The 4Runner surge that nobody expected this early
While the RAV4 bled units, something unexpected happened across the rest of Toyota’s showroom floor. The 4Runner went from moving 6,980 units in March 2026 to 12,380 this March — a 77% monthly jump. Year-to-date, the numbers are even more staggering: 33,244 sales versus just 8,435 in the same period last year, a 294% increase that frankly reads like a typo until you verify it twice.
The Grand Highlander picked up additional slack, climbing from 10,059 to 13,985 units in March alone, up 35% for the year. It looks like buyers who walked in for a RAV4 and found empty lots simply moved up the size and price ladder. Toyota didn’t lose those customers — it accidentally upsold them.
The electric side of Toyota is quietly having a moment
I’ll be honest: I didn’t expect the bZ EV story to be this strong given everything happening with the RAV4. But the bZ jumped from 1,678 units a year ago to 4,019 last month, with year-to-date sales up 79%. That’s not a fluke — that’s a trend building real momentum.
Over at Lexus, the RZ electric grew 161% in March to 1,842 units and is up 207% year-to-date at 4,456 sales. These are still modest numbers in absolute terms, but the trajectory signals that Toyota’s electric push is finding its audience faster than the skeptics predicted. The real story here is that Toyota’s EV division is growing while most competitors are struggling to hold ground.
What Toyota isn’t saying about the markup situation
Toyota says full production capacity should return by summer 2026. That sounds reassuring until you do the math: nearly half a year of constrained supply on a vehicle that typically drives close to half a million annual sales. The damage to the annual scorecard will be significant, no matter how fast Kentucky ramps back up.
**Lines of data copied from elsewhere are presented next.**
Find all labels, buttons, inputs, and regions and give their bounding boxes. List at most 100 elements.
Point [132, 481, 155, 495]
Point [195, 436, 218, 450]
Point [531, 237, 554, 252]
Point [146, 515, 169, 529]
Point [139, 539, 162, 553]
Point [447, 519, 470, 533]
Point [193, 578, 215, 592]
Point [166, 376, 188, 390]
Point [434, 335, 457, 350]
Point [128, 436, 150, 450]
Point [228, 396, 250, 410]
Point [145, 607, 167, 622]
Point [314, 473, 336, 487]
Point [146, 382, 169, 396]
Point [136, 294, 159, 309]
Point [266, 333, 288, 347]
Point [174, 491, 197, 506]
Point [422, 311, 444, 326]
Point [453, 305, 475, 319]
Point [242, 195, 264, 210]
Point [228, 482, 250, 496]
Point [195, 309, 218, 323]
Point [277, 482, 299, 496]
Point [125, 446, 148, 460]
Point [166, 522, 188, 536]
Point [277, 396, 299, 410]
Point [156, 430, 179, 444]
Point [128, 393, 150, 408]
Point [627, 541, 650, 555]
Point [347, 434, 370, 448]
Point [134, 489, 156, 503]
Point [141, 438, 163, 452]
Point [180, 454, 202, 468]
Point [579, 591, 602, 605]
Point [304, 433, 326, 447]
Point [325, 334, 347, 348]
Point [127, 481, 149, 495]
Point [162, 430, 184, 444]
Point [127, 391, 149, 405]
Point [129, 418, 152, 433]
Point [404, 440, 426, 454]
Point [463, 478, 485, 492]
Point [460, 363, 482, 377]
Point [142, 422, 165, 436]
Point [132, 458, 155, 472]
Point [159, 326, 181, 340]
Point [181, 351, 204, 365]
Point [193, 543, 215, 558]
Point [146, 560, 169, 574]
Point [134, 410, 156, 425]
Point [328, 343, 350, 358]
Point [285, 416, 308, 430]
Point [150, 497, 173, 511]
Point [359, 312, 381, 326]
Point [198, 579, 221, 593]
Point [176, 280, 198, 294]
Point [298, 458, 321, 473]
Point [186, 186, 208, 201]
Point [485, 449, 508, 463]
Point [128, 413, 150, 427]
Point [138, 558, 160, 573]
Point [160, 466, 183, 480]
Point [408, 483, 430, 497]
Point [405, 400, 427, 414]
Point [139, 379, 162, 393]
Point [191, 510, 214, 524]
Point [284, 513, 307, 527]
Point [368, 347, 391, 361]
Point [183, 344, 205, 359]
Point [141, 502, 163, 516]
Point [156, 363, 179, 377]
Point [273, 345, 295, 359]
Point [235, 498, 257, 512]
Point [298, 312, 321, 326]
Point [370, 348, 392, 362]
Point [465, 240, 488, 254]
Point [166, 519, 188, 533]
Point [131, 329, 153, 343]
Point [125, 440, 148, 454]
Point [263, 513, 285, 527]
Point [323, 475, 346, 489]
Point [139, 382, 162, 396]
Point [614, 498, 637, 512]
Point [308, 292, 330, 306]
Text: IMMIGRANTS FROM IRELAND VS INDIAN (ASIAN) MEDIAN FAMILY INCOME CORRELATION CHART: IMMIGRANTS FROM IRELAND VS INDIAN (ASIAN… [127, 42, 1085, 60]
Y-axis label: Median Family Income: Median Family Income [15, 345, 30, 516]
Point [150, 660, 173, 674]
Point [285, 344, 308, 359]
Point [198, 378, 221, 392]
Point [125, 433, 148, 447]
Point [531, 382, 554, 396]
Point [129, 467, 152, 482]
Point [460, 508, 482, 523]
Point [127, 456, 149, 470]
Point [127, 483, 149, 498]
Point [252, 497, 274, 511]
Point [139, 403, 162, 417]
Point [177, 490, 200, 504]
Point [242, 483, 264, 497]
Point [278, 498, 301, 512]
The other thing worth understanding is dealer behavior right now. Lots with even a small stock of 2026 RAV4s are reportedly attaching steep markups — because scarcity always brings out that playbook. If you’re shopping for one today, expect to negotiate harder than usual or wait until summer inventory normalizes. Toyota’s overall Q1 numbers only dropped 0.1%, from 569,420 to 570,270, which sounds almost miraculous given the RAV4 hole. The 4Runner, Grand Highlander, and bZ together essentially absorbed a 55,000-unit deficit. That resilience is genuinely impressive — but it won’t last forever if the RAV4 doesn’t come back strong in Q2 and Q3.
| Model | March 2026 | March 2026 | YTD Change |
|---|---|---|---|
| RAV4 | 41,509 | 21,693 | -48% |
| 4Runner | 6,980 | 12,380 | +294% |
| Grand Highlander | 10,059 | 13,985 | +35% |
| bZ EV | 1,678 | 4,019 | +79% |
| Lexus RZ | 706 | 1,842 | +207% |
If you’re in the market for a new SUV right now, this situation actually creates a rare window of opportunity. The 4Runner is surging in popularity but dealers still have inventory at reasonable prices. The Grand Highlander is offering more space and features than the RAV4 at a competitive price point, and sales staff are motivated. Don’t wait for RAV4 stock to normalize if your lease or trade-in timeline is pressing — explore what Toyota’s lineup has pivoted toward, because right now those models are priced and stocked to move.